Ao contrário de Mancini, para Hobsbawm o "nacionalismo" significou fundamentalmente um princípio sustentador de que a unidade política e nacional deve ser congruente. Ele não considera a "nação" uma entidade originária ou imutável, uma vez que ela pertence a um período particular e historicamente recente. A "nação" é uma entidade social apenas quando relacionada a certa forma de Estado territorial moderno, o Estado- nação, sendo que as nações não formam os Estados e os nacionalismos, mas sim o oposto. Ou seja, para Hobsbawm, o nacionalismo surge antes das nações. Da mesma maneira, as nações existem não apenas como funções de um tipo particular de Estado territorial ou da aspiração em assim se estabelecer, mas também no contexto de um estágio particular de desenvolvimento econômico e tecnológico. As nações e seus fenômenos associados – língua, por exemplo –, devem ser analisadas em termos das condições econômicas,

administrativas, técnicas e políticas. Elas são fenômenos duais, construídos em essência a partir do alto, mas que não podem ser compreendidos sem a análise de baixo, ou seja, em termos das suposições, esperanças, necessidades, aspirações e interesses das pessoas comuns, as quais não são necessariamente nacionais e menos ainda nacionalistas e que são muito difíceis de serem descobertas.

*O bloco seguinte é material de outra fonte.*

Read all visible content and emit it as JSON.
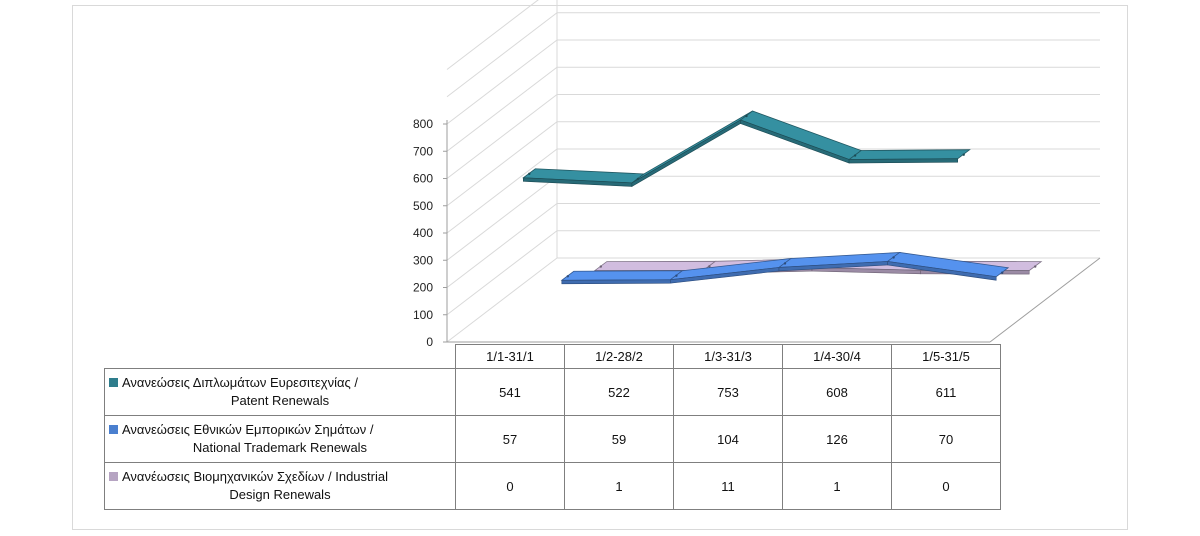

Hobsbawm afirma que, para compreender a "nação" da era liberal clássica, foi essencial ter em mente que a construção de nações, por mais que seja central à história do século XIX, aplicava-se somente a algumas nações. A demanda pelo princípio da nacionalidade não foi universal e atingiu um limitado número de povos ou regiões. Diferente, portanto, do fenômeno político do nacionalismo, que se tornou crescentemente central na era da política de massas e da democratização europeia. Hobsbawm relembra que Massimo d´Azeglio admitiu em sua famosa frase "nós fizemos a Itália, agora temos que fazer italianos" e o Coronel Pilsudski, libertador da Polônia, reconheceu que "é o Estado que faz a nação e não a nação que faz o Estado" (1990, p. 56).

Todavia, a clássica acepção de que os Estados são os atores soberanos e absolutos do Direito Internacional tem na nacionalidade sua grande base de sustentação. Além do mais, é a nacionalidade que embasa a concepção da divisão do mundo entre diversos povos, que se relacionam internacionalmente por meio dos Estados a que estão vinculados. No Direito Internacional Público atual não se encontra uma definição precisa do que seja a nacionalidade (SOARES, 2004, p. 175). Entretanto, duas regras importantes encontram-se estabelecidas: 1. a total liberdade dos Estados em determinar as regras sobre as pessoas que eles consideram seus nacionais, seja no momento do nascimento (nacionalidade originária, definitiva ou dependente de registro ou opção), seja em algum momento posterior (naturalizações, voluntárias ou não, pelo casamento, dentre outras possibilidades); 2. a atribuição da nacionalidade não pode ser resultante do exercício de uma competência discricionária total e injustificada por parte do Estado, pois deve estar baseada em vínculos efetivos entre o indivíduo e o Estado que lhe atribui a nacionalidade.